Richard Ovenden – Foto: Library of Congress /

The burning of books is a highly emotive subject. The Nazis’ bonfires of Jewish books and other ‘degenerate’ literature in 1933 horrify, and not only because they presaged the incinerators of the Holocaust. From the paradigmatic (and, we learn, probably apocryphal) conflagration of the ancient library of Alexandria, which consumed most of the corpus of Classical literature, to the torching of the Baghdad National Library following the invasion of Iraq in 2003, the destruction of books (and archives) seems to shock more than the loss of any other form of material culture. Why should this be? Although Richard Ovenden does not directly address the question in his excellent Burning the Books, the answer may lie both in the unparalleled capacity of books and archives to preserve the past—they constitute our collective memory—and in their limitless potential to generate new knowledge, Milton’s ‘potencie of life’. Perhaps, as Sappho’s enigmatic ‘you burn me’ fragment intimates, something of ourselves perishes in the destruction of books.

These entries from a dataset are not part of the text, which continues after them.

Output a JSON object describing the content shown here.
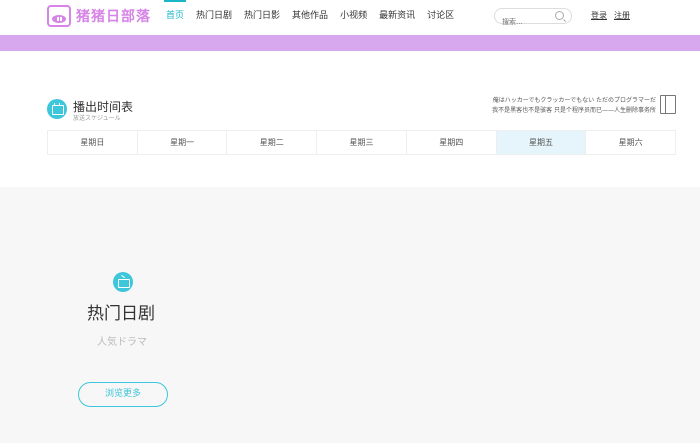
{
  "header": {
    "logo_text": "猪猪日部落",
    "nav": [
      {
        "label": "首页",
        "active": true
      },
      {
        "label": "热门日剧",
        "active": false
      },
      {
        "label": "热门日影",
        "active": false
      },
      {
        "label": "其他作品",
        "active": false
      },
      {
        "label": "小视频",
        "active": false
      },
      {
        "label": "最新资讯",
        "active": false
      },
      {
        "label": "讨论区",
        "active": false
      }
    ],
    "search": {
      "placeholder": "搜索..."
    },
    "login_label": "登录",
    "register_label": "注册"
  },
  "schedule": {
    "title": "播出时间表",
    "subtitle": "放送スケジュール",
    "quote_line1": "俺はハッカーでもクラッカーでもない ただのプログラマーだ",
    "quote_line2": "我不是黑客也不是骇客 只是个程序员而已——人生删除事务所",
    "days": [
      {
        "label": "星期日",
        "active": false
      },
      {
        "label": "星期一",
        "active": false
      },
      {
        "label": "星期二",
        "active": false
      },
      {
        "label": "星期三",
        "active": false
      },
      {
        "label": "星期四",
        "active": false
      },
      {
        "label": "星期五",
        "active": true
      },
      {
        "label": "星期六",
        "active": false
      }
    ]
  },
  "drama": {
    "title": "热门日剧",
    "subtitle": "人気ドラマ",
    "more_label": "浏览更多"
  },
  "colors": {
    "accent": "#1bb5c8",
    "brand": "#d784e8",
    "bar": "#d8a8ef",
    "active_day": "#e6f5fb"
  }
}
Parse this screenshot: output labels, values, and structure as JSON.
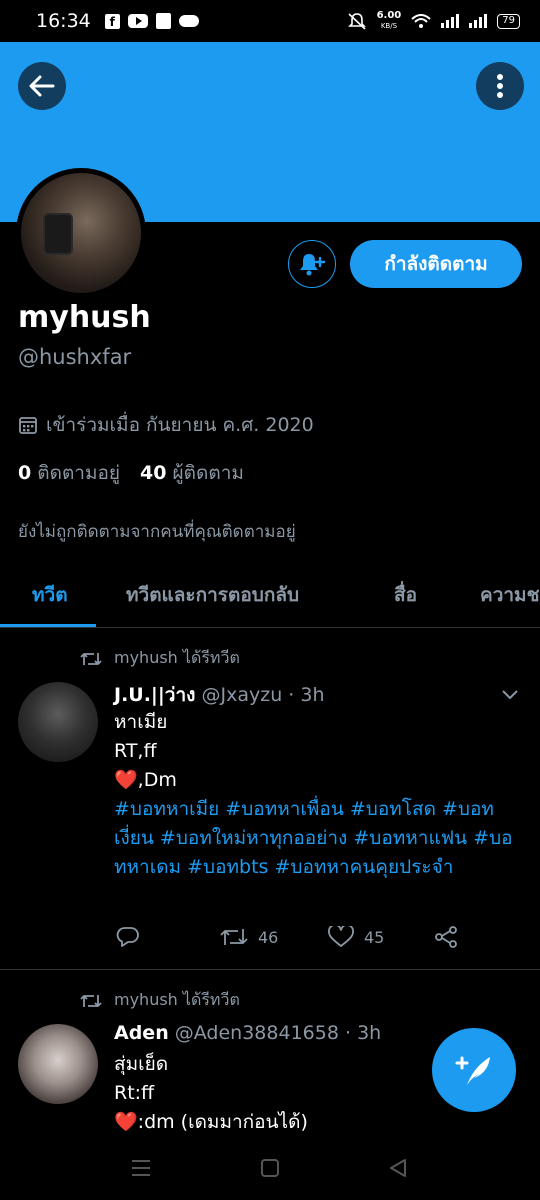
{
  "status_bar": {
    "time": "16:34",
    "net_speed": "6.00",
    "net_unit": "KB/S",
    "battery": "79"
  },
  "profile": {
    "display_name": "myhush",
    "handle": "@hushxfar",
    "joined": "เข้าร่วมเมื่อ กันยายน ค.ศ. 2020",
    "following_count": "0",
    "following_label": "ติดตามอยู่",
    "followers_count": "40",
    "followers_label": "ผู้ติดตาม",
    "not_followed_note": "ยังไม่ถูกติดตามจากคนที่คุณติดตามอยู่",
    "follow_button_label": "กำลังติดตาม"
  },
  "colors": {
    "accent": "#1d9bf0",
    "banner": "#1d9bf0",
    "heart": "#f91880",
    "muted": "#8b98a5"
  },
  "tabs": [
    {
      "label": "ทวีต",
      "active": true
    },
    {
      "label": "ทวีตและการตอบกลับ",
      "active": false
    },
    {
      "label": "สื่อ",
      "active": false
    },
    {
      "label": "ความช",
      "active": false
    }
  ],
  "tweets": [
    {
      "retweet_label": "myhush ได้รีทวีต",
      "author_name": "J.U.||ว่าง",
      "author_handle": "@Jxayzu",
      "time": "· 3h",
      "lines": [
        "หาเมีย",
        "RT,ff"
      ],
      "heart_line": ",Dm",
      "hashtags": "#บอทหาเมีย #บอทหาเพื่อน #บอทโสด #บอทเงี่ยน #บอทใหม่หาทุกออย่าง #บอทหาแฟน #บอทหาเดม #บอทbts #บอทหาคนคุยประจำ",
      "retweets": "46",
      "likes": "45"
    },
    {
      "retweet_label": "myhush ได้รีทวีต",
      "author_name": "Aden",
      "author_handle": "@Aden38841658",
      "time": "· 3h",
      "lines": [
        "สุ่มเย็ด",
        "Rt:ff"
      ],
      "heart_line": ":dm (เดมมาก่อนได้)"
    }
  ],
  "icons": {
    "back": "arrow-left-icon",
    "more": "more-vertical-icon",
    "notify": "bell-plus-icon",
    "calendar": "calendar-icon",
    "retweet": "retweet-icon",
    "reply": "reply-icon",
    "like": "heart-icon",
    "share": "share-icon",
    "compose": "compose-tweet-icon"
  }
}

Burning the Books, which has justly garnered considerable critical and popular attention, eloquently and powerfully describes numerous attacks upon knowledge across four millennia, from the destruction of Ashurbanipal’s cuneiform library in 621 BCE to the ‘Windrush’ scandal of 2010 when Home Office officials were revealed to have destroyed records that would have proved migrants’ entitlement to British citizenship. While Burning the Books may not break new ground in the scholarship on libraries and book history—it largely draws upon existing literature—it is meticulously researched and referenced, compellingly argued, and likely to prove a landmark in the history of libraries and the preservation of knowledge.